The Higher Learning Commission, a college accreditation agency, has cleared the way for the $1.1 billion sale of Apollo Education Group, owner of the University of Phoenix, Western International University and College for Financial Planning, to a group of investors.
The commission notified Apollo on Monday that it voted in favor of an application filed by the for-profit colleges to ensure they remain accredited after investors assume control of the parent company, according to a regulatory filing. All three institutions must submit quarterly reports to the commission detailing such things as enrollment, quarterly financials and student retention rates.
“With the receipt of this approval, we have obtained all educational regulatory approvals required,” Apollo said in the regulatory filing. The company anticipates completing the deal in February, subject to satisfying all other closing conditions.
The purchase of one of the largest for-profit education companies has been met with criticism because of the involvement of Vistria Group, a private equity firm run by former president Barack Obama’s friend Marty Nesbitt and former deputy education secretary Tony Miller. Vistria is among a consortium of investors bidding to take the publicly traded Apollo private, but its ties to the Obama administration sparked controversy over the Education Department’s objectivity in approving the deal.
The Obama administration made holding for-profit colleges accountable for poor student outcomes and abusive practices a cornerstone of its higher education policy. Phoenix, like other for-profit schools, has been battered by government investigations, heightened federal regulation and poor enrollment.
In December, the Education Department sent the presidents of Phoenix and Western a litany of conditions that must be met by the new owners for the schools to remain in the federal student aid program. Chief among them is a request that investors provide a letter of credit from a bank assuring the availability of as much as $385 million, roughly 25 percent of the federal loans and grants the schools receive. The letter is meant to protect students and taxpayers if the school is unable to cover federal student-aid liabilities.
Education officials also said the schools will not be allowed to add any new programs, must cap enrollment levels, submit projected cash flow statements, produce monthly student rosters, alert the department to any investigations and commit to a recruitment standard, among other things. Many of the requests would essentially place the same demands on the soon-to-be private company as a publicly traded outfit.
In a statement, the Higher Learning Commission said its board approved the application with the conditions imposed by the Education Department in mind. The commission is also requiring each school to host a peer review visit within six months of the transaction closing.

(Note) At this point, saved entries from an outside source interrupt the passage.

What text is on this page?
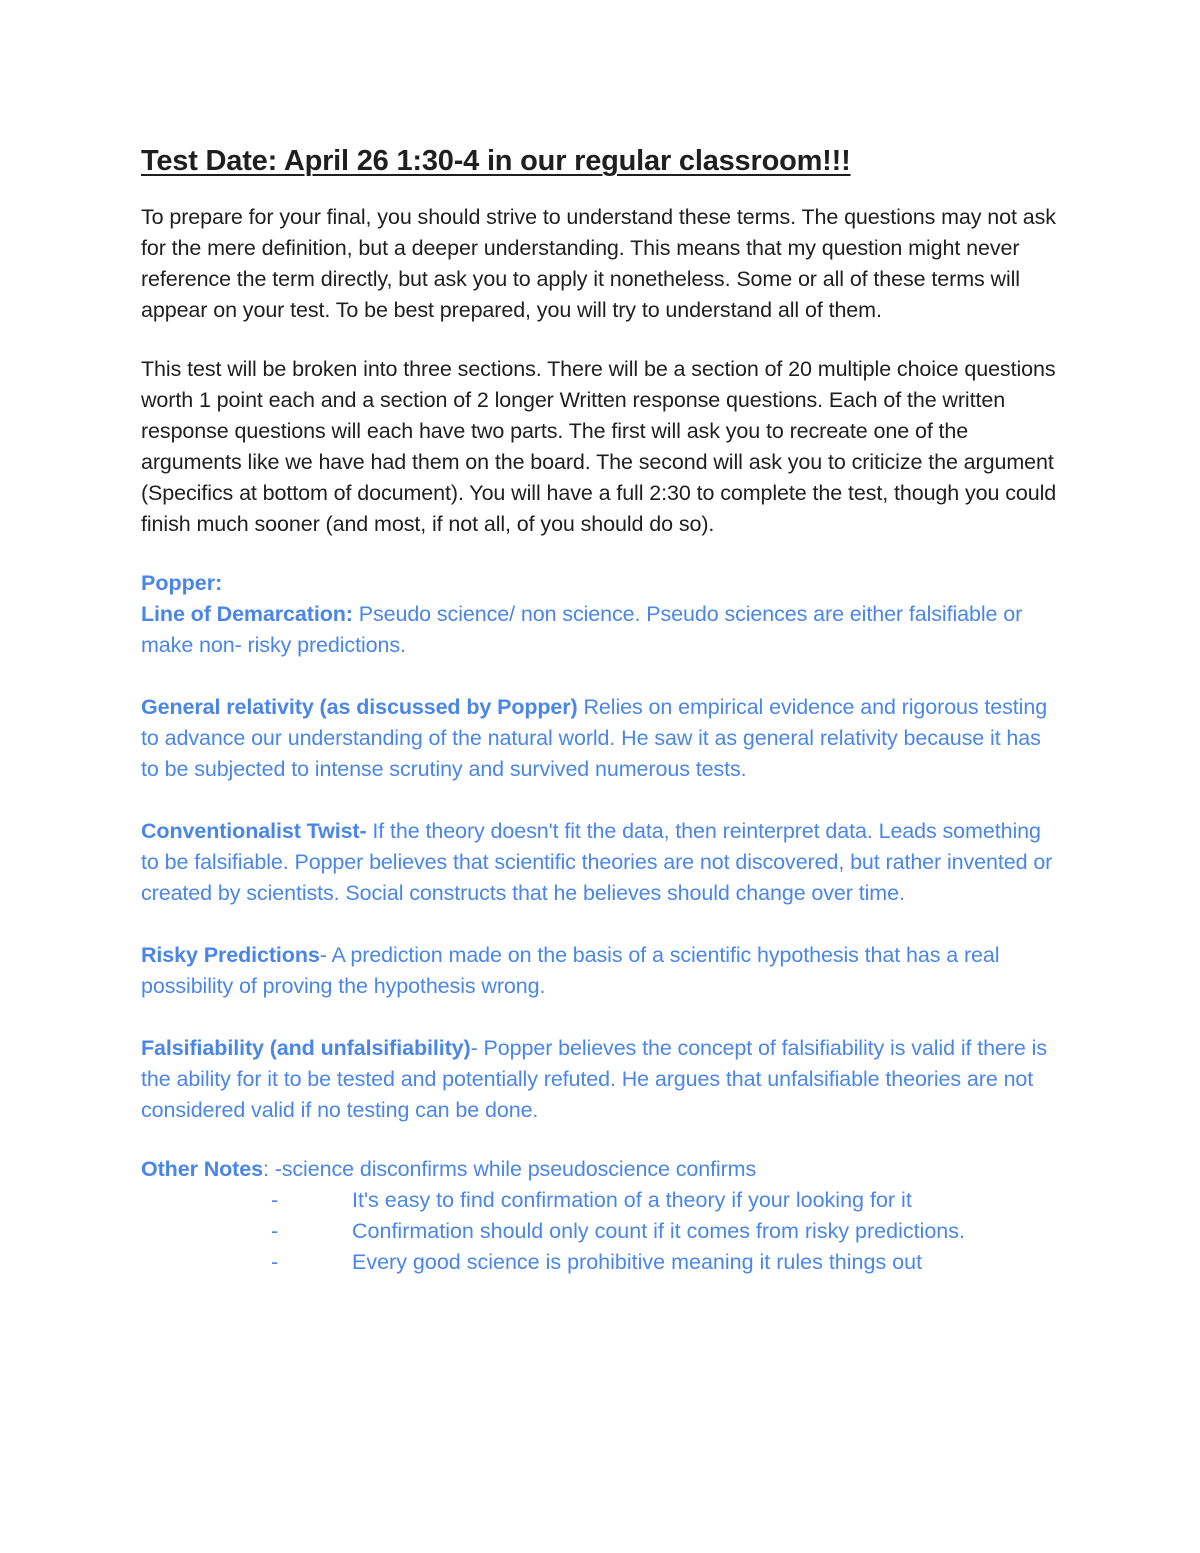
Test Date: April 26 1:30-4 in our regular classroom!!!

To prepare for your final, you should strive to understand these terms. The questions may not ask for the mere definition, but a deeper understanding. This means that my question might never reference the term directly, but ask you to apply it nonetheless. Some or all of these terms will appear on your test. To be best prepared, you will try to understand all of them.

This test will be broken into three sections. There will be a section of 20 multiple choice questions worth 1 point each and a section of 2 longer Written response questions. Each of the written response questions will each have two parts. The first will ask you to recreate one of the arguments like we have had them on the board. The second will ask you to criticize the argument (Specifics at bottom of document). You will have a full 2:30 to complete the test, though you could finish much sooner (and most, if not all, of you should do so).

Popper:

Line of Demarcation: Pseudo science/ non science. Pseudo sciences are either falsifiable or make non- risky predictions.

General relativity (as discussed by Popper) Relies on empirical evidence and rigorous testing to advance our understanding of the natural world. He saw it as general relativity because it has to be subjected to intense scrutiny and survived numerous tests.

Conventionalist Twist- If the theory doesn't fit the data, then reinterpret data. Leads something to be falsifiable. Popper believes that scientific theories are not discovered, but rather invented or created by scientists. Social constructs that he believes should change over time.

Risky Predictions- A prediction made on the basis of a scientific hypothesis that has a real possibility of proving the hypothesis wrong.

Falsifiability (and unfalsifiability)- Popper believes the concept of falsifiability is valid if there is the ability for it to be tested and potentially refuted. He argues that unfalsifiable theories are not considered valid if no testing can be done.

Other Notes: -science disconfirms while pseudoscience confirms
-	It's easy to find confirmation of a theory if your looking for it
-	Confirmation should only count if it comes from risky predictions.
-	Every good science is prohibitive meaning it rules things out
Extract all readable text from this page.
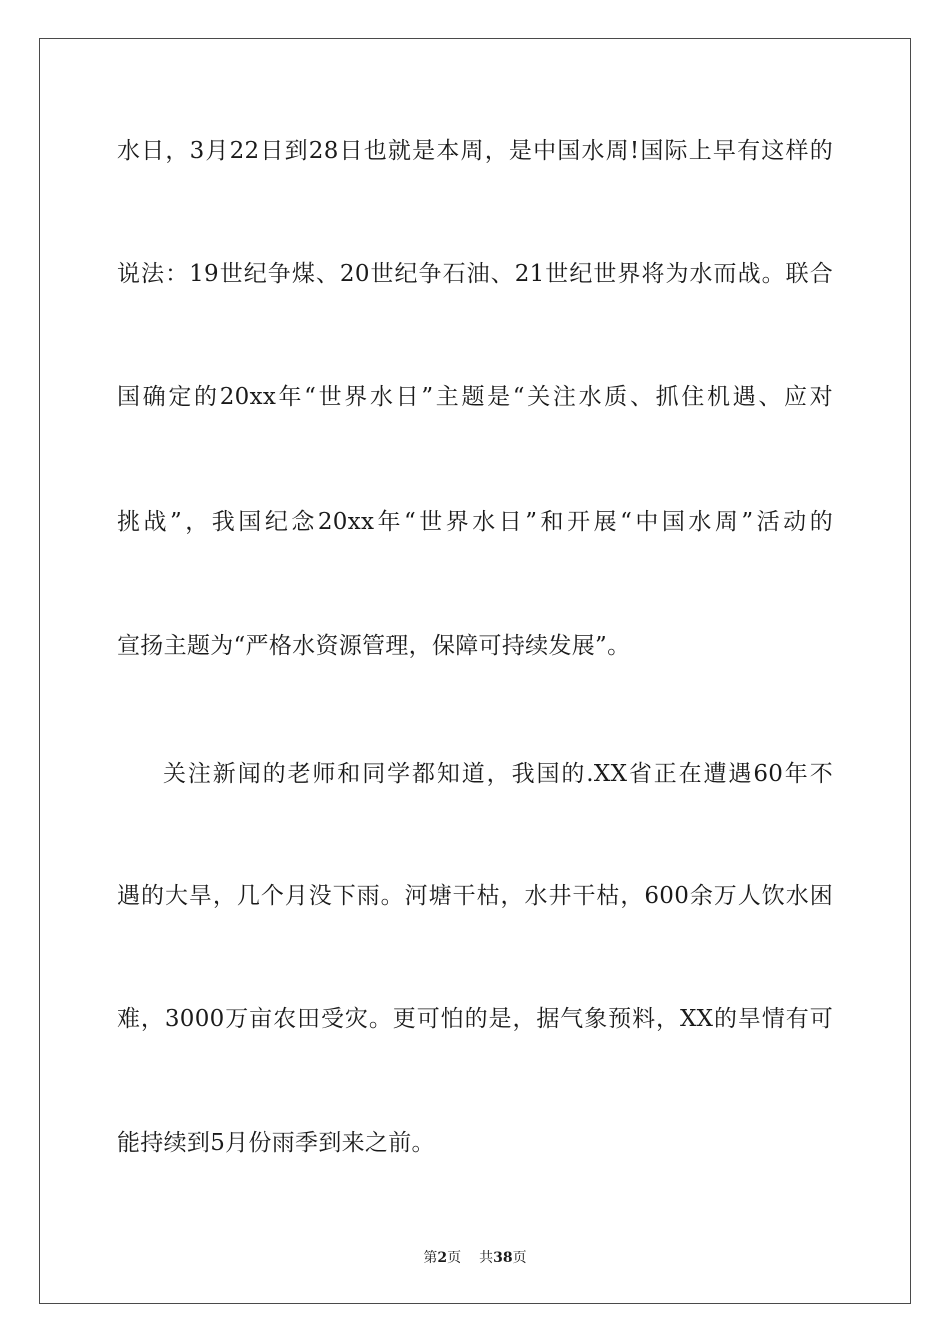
水日，3月22日到28日也就是本周，是中国水周!国际上早有这样的
说法：19世纪争煤、20世纪争石油、21世纪世界将为水而战。联合
国确定的20xx年“世界水日”主题是“关注水质、抓住机遇、应对
挑战”，我国纪念20xx年“世界水日”和开展“中国水周”活动的
宣扬主题为“严格水资源管理，保障可持续发展”。
关注新闻的老师和同学都知道，我国的.XX省正在遭遇60年不
遇的大旱，几个月没下雨。河塘干枯，水井干枯，600余万人饮水困
难，3000万亩农田受灾。更可怕的是，据气象预料，XX的旱情有可
能持续到5月份雨季到来之前。
第2页 共38页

Almost a year has passed since Apollo first announced that a group of investors, including funds affiliated with Apollo Group Management and Najafi Cos., were offering $9.50 a share in cash for the outstanding shares of the company. The group upped the acquisition price to $10 per share in May, which represents a 52 percent premium over Apollo’s closing price on Jan. 8, 2016, when the board of directors said it was considering its options.
The deal has been blessed by Apollo’s board and shareholders. Once the transaction is completed, Miller, chief operating officer of Vistria, will become chairman of the Apollo board. He served as deputy secretary at the Department of Education from 2009 to 2013.